In article <4593t4$2nm0@b.stat.purdue.edu> hrubin@b.stat.purdue.edu (Herman Rubi
n) writes:

  > If this is the paper I think it is, the generator is far too slow
  > to be of much use, unless one needs fantastically good
  > pseudo-random numbers, and can afford the cost.  Now this might
  > not be the paper I am thinking of, but the one I have in mind uses
  > two large primes congruent to 3 mod 4, and at each stage squares
  > the seed modulo the product, and outputs the least significant
  > bit.  This is a lot of work for ONE bit.

    Same algorithm different implementation. ;-)  First of all, the
current situation is that log2 N bits not one bit are provably secure
per iteration.  But the generator I use is not intended to be
cryptographically secure, just sufficiently random to pass all tests
which do not involve factoring the modulus.

    The second bag of tricks and the one that makes it all practical
is to use the Chinese Remainder Theorem to allow you to do all of the
computations with machine arithmetic operations instead of
multiprecision.  The biggest hit is two mods per iteration that do
require divides but a 62-bit number mod a 32-bit integer is pretty
fast on most modern hardware.  (I have a version which uses
floating-point to do the mod, but writing those few instructions in
assembler is usually the best approach.  Ada 95 allows you to write it
in high level code without redundant checks, but most programming
languages don't.*) Oh, the rest of the mods are implementable as test
and subtracts, since they are of the form (x+y) mod m.

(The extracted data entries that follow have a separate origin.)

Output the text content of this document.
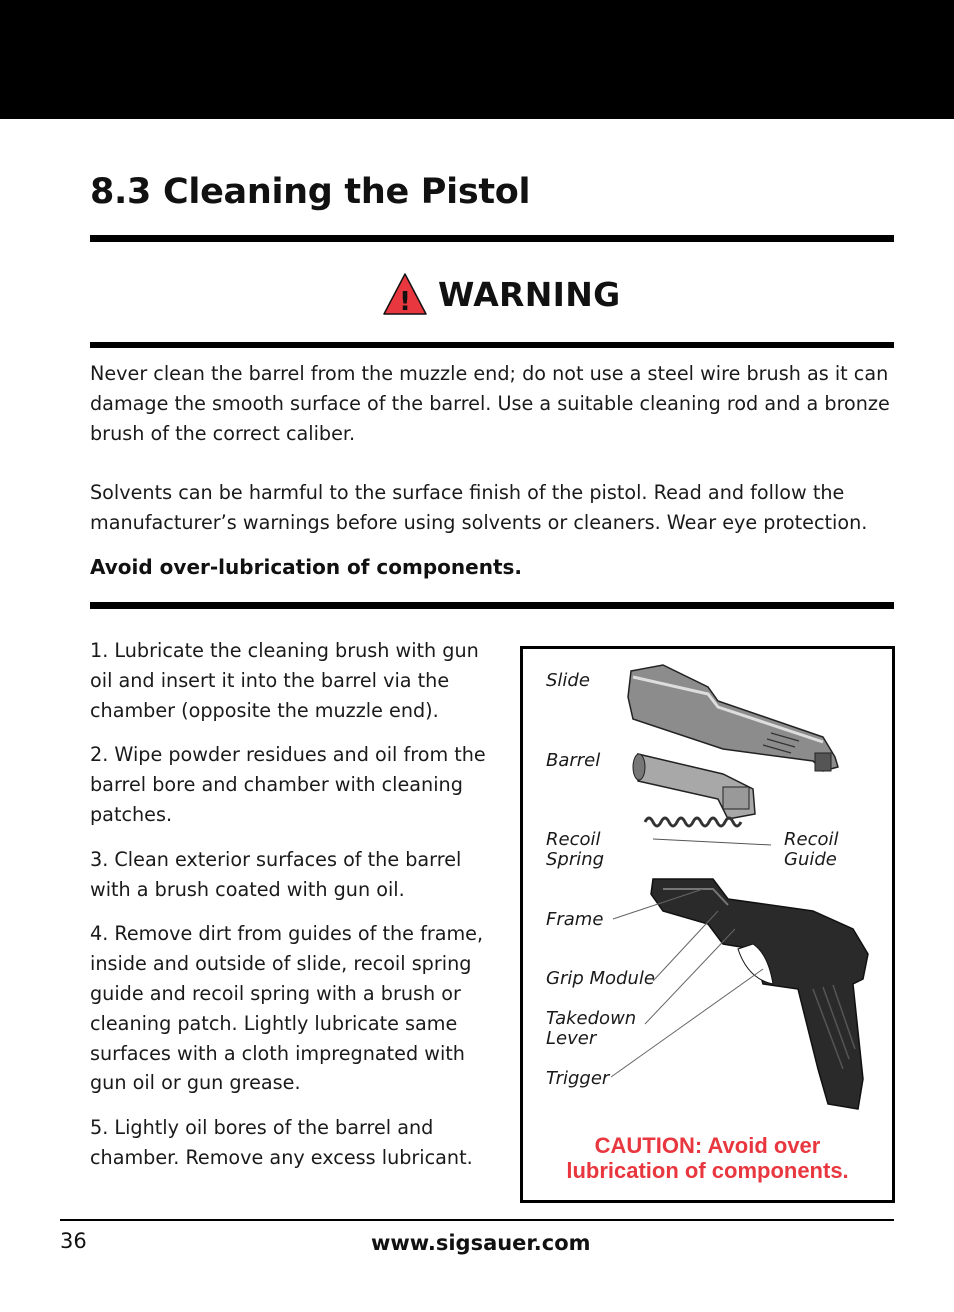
8.3 Cleaning the Pistol
! WARNING

Never clean the barrel from the muzzle end; do not use a steel wire brush as it can damage the smooth surface of the barrel. Use a suitable cleaning rod and a bronze brush of the correct caliber.

Solvents can be harmful to the surface finish of the pistol. Read and follow the manufacturer’s warnings before using solvents or cleaners. Wear eye protection.

Avoid over-lubrication of components.

1. Lubricate the cleaning brush with gun oil and insert it into the barrel via the chamber (opposite the muzzle end).

2. Wipe powder residues and oil from the barrel bore and chamber with cleaning patches.

3. Clean exterior surfaces of the barrel with a brush coated with gun oil.

4. Remove dirt from guides of the frame, inside and outside of slide, recoil spring guide and recoil spring with a brush or cleaning patch. Lightly lubricate same surfaces with a cloth impregnated with gun oil or gun grease.

5. Lightly oil bores of the barrel and chamber. Remove any excess lubricant.

Slide
Barrel
Recoil
Spring
Recoil
Guide
Frame
Grip Module
Takedown
Lever
Trigger
CAUTION: Avoid over
lubrication of components.
36	www.sigsauer.com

    If all this seems tremendously complex, the design part is.  But
the generator code is very simple, and not much slower than an LCG.
Get a copy and try it out.  The guarentee you get can twist your mind
into a pretzel, but don't let it worry you.  Basically it says that
you can't predict the previous output value from an arbitrarily long
sequence of values. I guess you could write out a sequence and reverse
it, but for most randomness tests, and most concerns about
pseudorandom sequences, the order is unimportant.  The correlation
between any two numbers adjacent or any distance apart up to 10% of
the modulus is zero.)

    *Ada 95 allows you to declare modular types where the modulus is
not a power of two.  So to compute X squared mod M, you can write:

    type Mod_M is M; -- for M a static value less than
                     -- System.Max_Nonbinary_Modulus 

--   now I can write:

    X: Mod_M;
...
    X := X*X;

-- and hopefully I get three or four instructions on most hardware:

     move X to Y -- not required on all hardware but is on most
     multiply 32x32--> 64 
     divide 64/32 --> 32  -- by a constant
     discard the quotient, the remainder is the answer.

    (Flame control: Some of the Power PC chips don't have the divide
in hardware, you have to emulate it in software.  The SPARC
architecture now includes the divide, but not the remainder, which is
discarded.  In both cases doing the mod exactly in floating point,
while tricky, is possible and reasonably fast.  Of course, I have the
luxury of designing the algorithm by picking numbers such that no
precision is lost in the floating point operations.  Well, the final
number generated and returned is limited by the floating point
accuracy, but it is not used explicitly to generate the next variate.
The Chinese Remainder Theorem representation kept internally is exact,
and is used to generate the next variate.